Increases system availability since failure of one shard doesn't affect others.
Enables horizontal scaling by adding more shards as data grows.
Reduces contention and lock conflicts by isolating data subsets.
✗ Cons
Adds complexity in routing queries to the correct shard.
Cross-shard queries are difficult and often inefficient.
Requires careful shard key selection to avoid uneven data distribution.
Data rebalancing when adding or removing shards can be complex and costly.
Use when database size or traffic exceeds the capacity of a single server, typically above millions of records or thousands of queries per second.
Avoid if your database is small or traffic is low (under 1,000 queries per second), as sharding complexity outweighs benefits.
Real World Examples
Twitter
Twitter shards user data by user ID to distribute load and reduce latency for timeline queries.
Amazon
Amazon shards product catalog data by product category to enable parallel processing and faster search.
Uber
Uber shards trip data by geographic region to localize data and improve query speed for rides in specific cities.
Alternatives
Vertical partitioning
Splits database tables by columns instead of rows, storing different columns on different servers.
Use when: Choose when different parts of data have very different access patterns or sizes.
Replication
Copies entire database to multiple servers for read scaling and failover, without splitting data.

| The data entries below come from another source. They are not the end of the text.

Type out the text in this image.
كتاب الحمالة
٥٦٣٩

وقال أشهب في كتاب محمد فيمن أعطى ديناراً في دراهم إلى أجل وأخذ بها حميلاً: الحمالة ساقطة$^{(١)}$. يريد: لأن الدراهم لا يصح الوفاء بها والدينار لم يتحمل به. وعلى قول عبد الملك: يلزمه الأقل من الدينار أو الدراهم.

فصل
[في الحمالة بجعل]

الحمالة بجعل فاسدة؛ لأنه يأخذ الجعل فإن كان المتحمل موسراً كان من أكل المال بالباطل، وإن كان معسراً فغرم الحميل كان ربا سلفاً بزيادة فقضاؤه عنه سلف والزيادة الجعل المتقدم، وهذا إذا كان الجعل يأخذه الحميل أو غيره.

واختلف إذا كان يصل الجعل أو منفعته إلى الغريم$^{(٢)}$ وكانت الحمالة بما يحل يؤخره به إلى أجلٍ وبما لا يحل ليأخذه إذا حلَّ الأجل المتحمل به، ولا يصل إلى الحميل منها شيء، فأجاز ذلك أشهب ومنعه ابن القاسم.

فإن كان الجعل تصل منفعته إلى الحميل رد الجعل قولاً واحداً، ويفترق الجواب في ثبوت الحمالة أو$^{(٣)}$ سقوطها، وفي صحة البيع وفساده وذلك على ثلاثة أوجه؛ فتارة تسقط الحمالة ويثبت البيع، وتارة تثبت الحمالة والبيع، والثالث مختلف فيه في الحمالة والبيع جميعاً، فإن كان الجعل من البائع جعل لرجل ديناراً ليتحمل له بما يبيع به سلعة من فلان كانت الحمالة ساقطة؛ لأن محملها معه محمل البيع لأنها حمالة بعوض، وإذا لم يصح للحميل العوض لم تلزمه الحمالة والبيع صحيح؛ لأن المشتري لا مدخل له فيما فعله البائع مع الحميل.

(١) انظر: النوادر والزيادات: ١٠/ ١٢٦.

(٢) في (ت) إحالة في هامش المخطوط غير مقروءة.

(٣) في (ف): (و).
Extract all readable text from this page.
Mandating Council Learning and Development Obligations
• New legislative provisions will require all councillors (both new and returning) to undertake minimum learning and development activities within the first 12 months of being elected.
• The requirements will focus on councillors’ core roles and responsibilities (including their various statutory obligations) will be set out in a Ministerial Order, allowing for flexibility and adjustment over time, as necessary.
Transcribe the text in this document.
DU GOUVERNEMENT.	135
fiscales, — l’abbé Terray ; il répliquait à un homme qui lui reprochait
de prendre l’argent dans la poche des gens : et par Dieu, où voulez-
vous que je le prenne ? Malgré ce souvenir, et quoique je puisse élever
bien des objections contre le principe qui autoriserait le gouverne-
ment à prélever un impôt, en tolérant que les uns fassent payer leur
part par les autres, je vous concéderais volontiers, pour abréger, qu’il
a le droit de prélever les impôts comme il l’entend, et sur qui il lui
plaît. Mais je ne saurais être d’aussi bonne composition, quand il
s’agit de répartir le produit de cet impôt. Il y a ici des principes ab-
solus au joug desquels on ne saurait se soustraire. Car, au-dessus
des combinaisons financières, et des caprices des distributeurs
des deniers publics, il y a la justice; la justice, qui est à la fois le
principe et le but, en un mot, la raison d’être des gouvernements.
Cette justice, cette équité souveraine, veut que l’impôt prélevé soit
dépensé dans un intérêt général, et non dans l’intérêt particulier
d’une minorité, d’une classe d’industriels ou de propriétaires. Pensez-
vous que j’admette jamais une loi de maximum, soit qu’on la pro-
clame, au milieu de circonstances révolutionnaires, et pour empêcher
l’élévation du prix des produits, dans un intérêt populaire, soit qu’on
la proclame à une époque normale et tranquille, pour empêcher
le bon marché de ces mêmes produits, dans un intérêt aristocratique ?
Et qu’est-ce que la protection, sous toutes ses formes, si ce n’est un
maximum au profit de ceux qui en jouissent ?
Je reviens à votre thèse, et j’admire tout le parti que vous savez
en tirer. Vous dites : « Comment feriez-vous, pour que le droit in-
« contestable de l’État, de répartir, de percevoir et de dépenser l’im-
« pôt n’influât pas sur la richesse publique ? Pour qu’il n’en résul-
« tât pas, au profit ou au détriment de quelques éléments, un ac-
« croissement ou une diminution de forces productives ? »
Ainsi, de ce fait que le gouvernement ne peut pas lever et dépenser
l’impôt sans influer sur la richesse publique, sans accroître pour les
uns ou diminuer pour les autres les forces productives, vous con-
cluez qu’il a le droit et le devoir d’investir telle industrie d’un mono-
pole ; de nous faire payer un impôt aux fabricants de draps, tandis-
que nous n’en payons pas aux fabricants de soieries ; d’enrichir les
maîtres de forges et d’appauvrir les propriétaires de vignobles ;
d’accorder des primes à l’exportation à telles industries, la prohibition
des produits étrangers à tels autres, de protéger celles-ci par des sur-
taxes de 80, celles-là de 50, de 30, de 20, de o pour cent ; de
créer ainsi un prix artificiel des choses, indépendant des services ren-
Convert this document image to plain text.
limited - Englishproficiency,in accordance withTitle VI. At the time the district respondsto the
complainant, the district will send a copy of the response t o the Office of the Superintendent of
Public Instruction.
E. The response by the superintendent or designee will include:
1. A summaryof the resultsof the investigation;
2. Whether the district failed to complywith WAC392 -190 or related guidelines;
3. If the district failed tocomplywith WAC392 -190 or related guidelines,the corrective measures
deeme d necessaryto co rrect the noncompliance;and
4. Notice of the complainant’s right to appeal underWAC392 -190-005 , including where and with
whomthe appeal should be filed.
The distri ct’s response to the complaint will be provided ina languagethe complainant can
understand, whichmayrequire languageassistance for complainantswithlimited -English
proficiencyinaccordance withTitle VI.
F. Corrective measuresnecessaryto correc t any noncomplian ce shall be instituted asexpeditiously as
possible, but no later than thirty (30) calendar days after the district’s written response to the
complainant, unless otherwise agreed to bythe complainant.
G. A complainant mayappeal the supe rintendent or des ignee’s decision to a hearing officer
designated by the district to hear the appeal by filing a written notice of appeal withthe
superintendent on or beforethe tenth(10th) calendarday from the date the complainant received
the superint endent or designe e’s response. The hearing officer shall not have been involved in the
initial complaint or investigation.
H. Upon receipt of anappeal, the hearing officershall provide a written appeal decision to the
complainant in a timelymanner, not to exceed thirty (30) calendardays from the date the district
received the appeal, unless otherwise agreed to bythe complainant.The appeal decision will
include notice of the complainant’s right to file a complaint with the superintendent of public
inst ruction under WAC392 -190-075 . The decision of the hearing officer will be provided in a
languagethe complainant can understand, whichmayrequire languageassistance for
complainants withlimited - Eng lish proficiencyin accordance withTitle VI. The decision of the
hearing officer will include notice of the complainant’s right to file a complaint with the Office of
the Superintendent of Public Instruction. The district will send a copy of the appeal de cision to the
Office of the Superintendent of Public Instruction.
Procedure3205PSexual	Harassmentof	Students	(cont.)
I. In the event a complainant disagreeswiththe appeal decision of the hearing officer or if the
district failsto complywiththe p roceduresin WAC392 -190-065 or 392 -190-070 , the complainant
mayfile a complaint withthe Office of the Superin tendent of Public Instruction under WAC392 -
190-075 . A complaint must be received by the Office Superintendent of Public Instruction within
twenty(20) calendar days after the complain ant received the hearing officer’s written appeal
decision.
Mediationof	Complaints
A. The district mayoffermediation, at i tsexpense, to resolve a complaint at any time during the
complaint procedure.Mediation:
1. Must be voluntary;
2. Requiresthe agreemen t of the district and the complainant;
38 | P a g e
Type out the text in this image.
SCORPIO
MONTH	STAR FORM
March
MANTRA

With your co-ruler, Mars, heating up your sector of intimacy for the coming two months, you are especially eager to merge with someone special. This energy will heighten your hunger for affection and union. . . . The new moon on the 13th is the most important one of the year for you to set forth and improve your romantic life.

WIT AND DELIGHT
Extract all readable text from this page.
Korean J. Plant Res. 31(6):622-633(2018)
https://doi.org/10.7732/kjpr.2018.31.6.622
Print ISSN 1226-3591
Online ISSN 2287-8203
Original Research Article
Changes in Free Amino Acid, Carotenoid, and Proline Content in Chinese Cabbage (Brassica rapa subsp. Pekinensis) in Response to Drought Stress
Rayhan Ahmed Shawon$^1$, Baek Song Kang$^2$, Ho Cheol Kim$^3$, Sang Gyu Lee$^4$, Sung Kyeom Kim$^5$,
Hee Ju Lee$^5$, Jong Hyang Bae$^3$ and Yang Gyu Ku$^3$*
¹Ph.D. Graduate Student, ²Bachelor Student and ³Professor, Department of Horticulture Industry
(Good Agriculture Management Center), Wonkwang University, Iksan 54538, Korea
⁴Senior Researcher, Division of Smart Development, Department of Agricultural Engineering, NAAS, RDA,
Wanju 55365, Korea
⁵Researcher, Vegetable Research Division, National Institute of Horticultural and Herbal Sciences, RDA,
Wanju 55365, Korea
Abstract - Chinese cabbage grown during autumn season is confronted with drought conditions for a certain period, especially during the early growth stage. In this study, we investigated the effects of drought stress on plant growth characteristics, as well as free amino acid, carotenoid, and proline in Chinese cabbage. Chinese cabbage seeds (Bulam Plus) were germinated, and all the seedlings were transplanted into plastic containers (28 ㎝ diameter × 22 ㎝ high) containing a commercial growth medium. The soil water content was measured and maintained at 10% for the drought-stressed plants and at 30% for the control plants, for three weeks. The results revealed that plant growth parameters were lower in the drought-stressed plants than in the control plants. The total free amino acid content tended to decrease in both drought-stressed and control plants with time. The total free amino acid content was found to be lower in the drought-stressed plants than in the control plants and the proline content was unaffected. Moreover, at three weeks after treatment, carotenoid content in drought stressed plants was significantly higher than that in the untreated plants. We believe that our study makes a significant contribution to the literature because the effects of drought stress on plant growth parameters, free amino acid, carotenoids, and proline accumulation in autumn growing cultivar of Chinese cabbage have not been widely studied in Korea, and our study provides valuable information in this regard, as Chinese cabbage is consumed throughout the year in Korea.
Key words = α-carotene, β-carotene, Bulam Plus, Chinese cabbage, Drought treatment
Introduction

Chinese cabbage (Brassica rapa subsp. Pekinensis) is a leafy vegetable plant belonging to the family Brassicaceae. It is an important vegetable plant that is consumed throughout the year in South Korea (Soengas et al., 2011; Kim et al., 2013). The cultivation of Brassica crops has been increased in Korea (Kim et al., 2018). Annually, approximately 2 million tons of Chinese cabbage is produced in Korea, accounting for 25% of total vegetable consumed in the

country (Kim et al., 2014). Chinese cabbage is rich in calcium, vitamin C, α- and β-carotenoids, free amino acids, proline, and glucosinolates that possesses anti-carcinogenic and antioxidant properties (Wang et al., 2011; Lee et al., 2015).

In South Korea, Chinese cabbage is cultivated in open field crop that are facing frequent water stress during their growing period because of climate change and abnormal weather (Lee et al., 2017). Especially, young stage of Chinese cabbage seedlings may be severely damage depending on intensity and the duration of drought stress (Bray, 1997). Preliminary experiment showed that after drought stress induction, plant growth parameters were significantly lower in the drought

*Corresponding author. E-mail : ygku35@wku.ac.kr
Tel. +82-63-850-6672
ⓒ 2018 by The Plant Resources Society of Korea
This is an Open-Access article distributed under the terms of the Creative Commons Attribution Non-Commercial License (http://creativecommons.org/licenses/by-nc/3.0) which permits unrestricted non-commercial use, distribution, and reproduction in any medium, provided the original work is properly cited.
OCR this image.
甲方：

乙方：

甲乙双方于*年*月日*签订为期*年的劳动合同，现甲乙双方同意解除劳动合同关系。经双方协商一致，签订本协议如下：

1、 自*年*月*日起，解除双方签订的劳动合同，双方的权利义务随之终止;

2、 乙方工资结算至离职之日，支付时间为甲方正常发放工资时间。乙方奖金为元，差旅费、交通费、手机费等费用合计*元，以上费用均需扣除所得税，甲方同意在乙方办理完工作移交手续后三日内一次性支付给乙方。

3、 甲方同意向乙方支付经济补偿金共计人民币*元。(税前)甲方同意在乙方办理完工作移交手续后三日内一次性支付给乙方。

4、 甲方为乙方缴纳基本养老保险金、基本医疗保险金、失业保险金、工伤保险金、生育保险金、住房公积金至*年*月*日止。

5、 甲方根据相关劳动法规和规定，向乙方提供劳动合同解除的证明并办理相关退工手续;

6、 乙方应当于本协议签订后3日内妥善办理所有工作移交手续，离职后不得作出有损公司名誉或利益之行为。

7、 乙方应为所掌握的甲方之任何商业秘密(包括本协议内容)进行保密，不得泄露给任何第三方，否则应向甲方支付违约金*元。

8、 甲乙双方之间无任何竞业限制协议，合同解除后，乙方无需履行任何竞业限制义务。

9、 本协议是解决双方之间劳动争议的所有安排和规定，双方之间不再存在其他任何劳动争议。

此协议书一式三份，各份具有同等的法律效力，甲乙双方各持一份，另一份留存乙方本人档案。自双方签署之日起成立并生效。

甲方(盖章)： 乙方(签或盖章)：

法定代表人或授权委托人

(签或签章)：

Use when: Choose when read traffic is high but write traffic is low or can be handled by a single master.
Federated database
Combines multiple independent databases under a unified interface without physically splitting data.
Use when: Choose when integrating legacy or heterogeneous databases without centralizing data.
Summary
Database sharding splits large databases into smaller parts to improve performance and reliability.
It requires careful shard key selection and adds complexity in query routing and data management.
Sharding is best for very large or high-traffic databases but not suitable for small-scale systems.